Romans 13:13 contrasts daytime conduct with drunkenness — directly parallels Paul's night/day metaphor for proper behavior.
1 Samuel 25:36 shows Nabal drunk at night — a concrete narrative example of the nighttime drunkenness Paul describes.
Luke 21:34 warns against drunkenness and dissipation that weigh down hearts before the day of the Lord — same theme of avoiding nighttime behaviors.
Daniel 5:5 shows the hand writing judgment immediately after the night drinking feast, connecting night revelry to divine consequences.

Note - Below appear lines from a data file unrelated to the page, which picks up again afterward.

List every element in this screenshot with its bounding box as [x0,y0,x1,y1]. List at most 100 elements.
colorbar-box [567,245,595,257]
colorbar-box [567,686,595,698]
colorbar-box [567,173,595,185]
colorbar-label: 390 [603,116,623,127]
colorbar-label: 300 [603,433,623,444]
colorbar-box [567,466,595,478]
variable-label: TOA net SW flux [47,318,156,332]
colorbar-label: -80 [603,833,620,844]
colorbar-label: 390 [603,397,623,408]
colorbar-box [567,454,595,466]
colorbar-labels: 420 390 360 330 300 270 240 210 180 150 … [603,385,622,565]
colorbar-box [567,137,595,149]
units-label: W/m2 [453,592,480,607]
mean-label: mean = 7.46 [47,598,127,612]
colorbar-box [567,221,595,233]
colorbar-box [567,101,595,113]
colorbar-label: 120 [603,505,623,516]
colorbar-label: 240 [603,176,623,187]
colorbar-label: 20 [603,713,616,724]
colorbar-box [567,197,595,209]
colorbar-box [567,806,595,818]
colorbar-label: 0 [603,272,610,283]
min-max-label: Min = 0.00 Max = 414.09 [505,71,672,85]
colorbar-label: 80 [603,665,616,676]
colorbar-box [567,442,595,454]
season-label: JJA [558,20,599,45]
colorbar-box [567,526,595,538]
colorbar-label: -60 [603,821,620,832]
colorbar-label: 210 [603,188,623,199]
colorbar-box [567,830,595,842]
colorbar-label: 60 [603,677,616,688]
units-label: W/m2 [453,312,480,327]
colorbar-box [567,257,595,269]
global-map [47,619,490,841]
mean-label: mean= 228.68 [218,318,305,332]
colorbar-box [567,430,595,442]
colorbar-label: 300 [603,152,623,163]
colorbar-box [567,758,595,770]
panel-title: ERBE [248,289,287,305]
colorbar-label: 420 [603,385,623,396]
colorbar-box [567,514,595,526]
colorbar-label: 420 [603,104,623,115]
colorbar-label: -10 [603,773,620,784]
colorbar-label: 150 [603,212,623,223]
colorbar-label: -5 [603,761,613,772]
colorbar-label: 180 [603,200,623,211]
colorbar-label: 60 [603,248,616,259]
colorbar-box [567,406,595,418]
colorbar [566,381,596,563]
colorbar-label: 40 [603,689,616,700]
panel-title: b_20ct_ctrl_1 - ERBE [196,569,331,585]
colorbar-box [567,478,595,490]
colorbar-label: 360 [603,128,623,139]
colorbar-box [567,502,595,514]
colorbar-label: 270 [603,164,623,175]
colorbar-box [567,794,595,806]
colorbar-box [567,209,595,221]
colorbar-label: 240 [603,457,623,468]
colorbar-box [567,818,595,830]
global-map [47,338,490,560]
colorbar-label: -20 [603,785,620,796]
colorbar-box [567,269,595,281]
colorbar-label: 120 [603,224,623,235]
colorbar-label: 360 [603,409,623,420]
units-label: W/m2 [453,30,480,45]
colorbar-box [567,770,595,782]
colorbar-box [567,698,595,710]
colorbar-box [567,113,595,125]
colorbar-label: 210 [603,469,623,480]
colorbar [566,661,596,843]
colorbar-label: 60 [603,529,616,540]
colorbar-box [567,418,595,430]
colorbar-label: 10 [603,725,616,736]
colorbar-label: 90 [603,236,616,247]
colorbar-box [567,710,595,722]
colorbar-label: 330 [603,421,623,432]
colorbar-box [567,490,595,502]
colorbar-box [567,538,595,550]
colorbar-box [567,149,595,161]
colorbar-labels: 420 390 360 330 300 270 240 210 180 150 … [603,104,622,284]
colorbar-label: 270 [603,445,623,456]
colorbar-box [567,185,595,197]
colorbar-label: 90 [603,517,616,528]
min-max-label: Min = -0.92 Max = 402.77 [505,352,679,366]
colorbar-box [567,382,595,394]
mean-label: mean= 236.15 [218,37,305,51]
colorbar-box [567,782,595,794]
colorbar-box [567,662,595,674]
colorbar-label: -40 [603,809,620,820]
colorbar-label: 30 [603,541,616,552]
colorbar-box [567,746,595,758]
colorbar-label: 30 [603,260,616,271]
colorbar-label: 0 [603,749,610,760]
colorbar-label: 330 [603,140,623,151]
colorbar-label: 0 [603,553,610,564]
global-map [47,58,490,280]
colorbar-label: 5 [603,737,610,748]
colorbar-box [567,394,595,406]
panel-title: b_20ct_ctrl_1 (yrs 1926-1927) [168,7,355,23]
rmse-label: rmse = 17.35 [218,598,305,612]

Daniel 5:4 records Belshazzar's feast with wine drinking at night, a clear example of the night revelry Paul references.
Proverbs 23:29-35 details the woes of lingering over wine at night, directly echoing the drunkenness Paul associates with darkness.
In 1 Samuel 25:37, Nabal's drunkenness from the night before is exposed at morning — illustrating the night-drinking pattern Paul describes.
Ephesians 5:18 explicitly commands 'do not get drunk with wine,' providing a direct imperative parallel to the descriptive statement here.
Ephesians 5:11 calls believers to expose 'works of darkness,' directly echoing the night/darkness imagery of this verse.
Isaiah 21:5 describes feasting and drinking in Babylon's night of revelry, paralleling Paul's association of night with drunkenness.
Isaiah 5:11 condemns those who chase strong drink from morning till night, overlapping with Paul's night drinking but also including daytime.
Galatians 5:21 names drunkenness as a work of the flesh that excludes from God's kingdom, reinforcing the moral condemnation implied in this verse.
1 Peter 1:13 calls for sober-mindedness, the opposite of the drunkenness described here, setting up the contrast between nighttime and daytime behavior.